Memecoins take mindshare
During the time when these low float alts have let retail down, memecoins have outperformed the rest of the market. According to data from Dune, the memecoin sector has a YTD performance of 313% - the highest among all. It is followed by layer-2 liquid staking tokens, DePIN and artificial intelligence projects. Even the volumes that the memcoin sector has attracted is over 400% more than its nearest competitor, AI-themed projects. Although it is not the main factor for the impressive price performance of memecoins, their token structures have contributed to this. Most memecoins release all their tokens at the Token Generation Event (TGE). This means there is no future selling pressure from additional token releases.
Many start with a market cap to fully diluted valuation (MC/FDV) ratio of 1. Holders do not worry about further dilutions. This setup has helped boost their appeal, especially as more people understand the impact of big token unlocks. Memecoins' success is not just because people dislike low float tokens. It’s clear that retail investors are really interested in memecoins, even if they do not offer much utility. On the other hand, the poor performance of these low float, high FDV tokens has left many retail investors frustrated. They feel stuck in a market.
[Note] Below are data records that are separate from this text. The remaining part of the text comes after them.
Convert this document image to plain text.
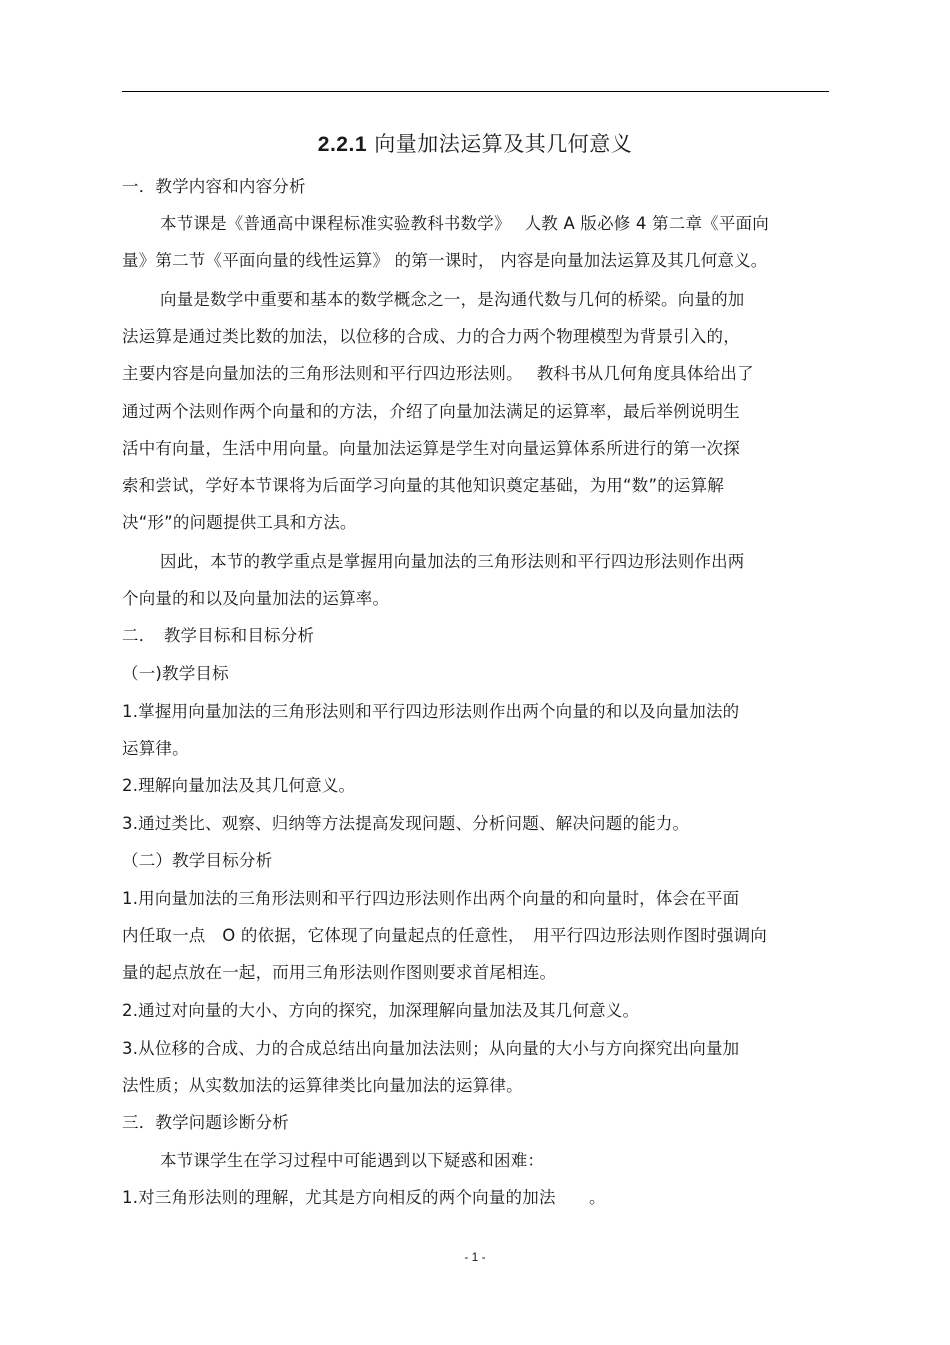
2.2.1 向量加法运算及其几何意义
一．教学内容和内容分析
本节课是《普通高中课程标准实验教科书数学》　 人教 A 版必修 4 第二章《平面向
量》第二节《平面向量的线性运算》 的第一课时， 内容是向量加法运算及其几何意义。
向量是数学中重要和基本的数学概念之一，是沟通代数与几何的桥梁。向量的加
法运算是通过类比数的加法，以位移的合成、力的合力两个物理模型为背景引入的，
主要内容是向量加法的三角形法则和平行四边形法则。　 教科书从几何角度具体给出了
通过两个法则作两个向量和的方法，介绍了向量加法满足的运算率，最后举例说明生
活中有向量，生活中用向量。向量加法运算是学生对向量运算体系所进行的第一次探
索和尝试，学好本节课将为后面学习向量的其他知识奠定基础，为用“数”的运算解
决“形”的问题提供工具和方法。
因此，本节的教学重点是掌握用向量加法的三角形法则和平行四边形法则作出两
个向量的和以及向量加法的运算率。
二．　教学目标和目标分析
（一)教学目标
1.掌握用向量加法的三角形法则和平行四边形法则作出两个向量的和以及向量加法的
运算律。
2.理解向量加法及其几何意义。
3.通过类比、观察、归纳等方法提高发现问题、分析问题、解决问题的能力。
（二）教学目标分析
1.用向量加法的三角形法则和平行四边形法则作出两个向量的和向量时，体会在平面
内任取一点　O 的依据，它体现了向量起点的任意性，　用平行四边形法则作图时强调向
量的起点放在一起，而用三角形法则作图则要求首尾相连。
2.通过对向量的大小、方向的探究，加深理解向量加法及其几何意义。
3.从位移的合成、力的合成总结出向量加法法则；从向量的大小与方向探究出向量加
法性质；从实数加法的运算律类比向量加法的运算律。
三．教学问题诊断分析
本节课学生在学习过程中可能遇到以下疑惑和困难：
1.对三角形法则的理解，尤其是方向相反的两个向量的加法　　。
- 1 -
They have little chance to invest early and are forced to buy into projects that have already hit high valuations.
Is FDV a meme?
Is FDV even a meme in the first place and does it matter what FDV tokens trade at? It would be wise to let the market decide. Why? Because free markets figure it out. Currently, such high valuations for newly launched projects exist because the market allows it. If investors begin prioritising superior tokenomics design and do not get swayed by the hype on crypto-Twitter for certain projects, this problem will be a thing of the past.
The onus is then on the teams to change their go-to-market strategies to continue to attract investor interest. To justify their value, projects must thoroughly examine tokenomics. This involves considering alternatives to ongoing dilution. For example implementing a burn mechanism (akin to stock buybacks) which will result in token deflation. Additionally, the industry should refine current vesting practices to better align incentives. This could include adding contingency clauses to releases, ensuring investors are protected from excessive dilution in cases where projects receive compensation without meeting predefined milestones.
Make fundamental analysis great again
Fundamental analysis is not widely used in the cryptocurrency market because it is speculative and most people are focused on short-term gains. Instead of looking at long-term trends, they react to market sentiment, hype and quick shifts in speculation. But the industry is evolving and this calls for more sophisticated investing methods. The current market cycle differs from previous ones. A Bitcoin price pump used to drive most altcoins up as well. Currently, there are far more projects trading on the market and just not enough demand for them all to move up together following a pump in BTC price. Unlike past bull markets where everything rose together, this time a "just HODL until the bull market" strategy may not work.
However, we remain optimistic about crypto's long-term growth. It is advised to pay close attention to unlock schedules and valuation metrics to avoid supply pressure. Picking winners will become crucial. Whether investing in private rounds or during TGEs, investors should perform thorough due diligence and seek expert advice. With more sectors and projects trading tokens, it's increasingly important for investors to be selective with their capital.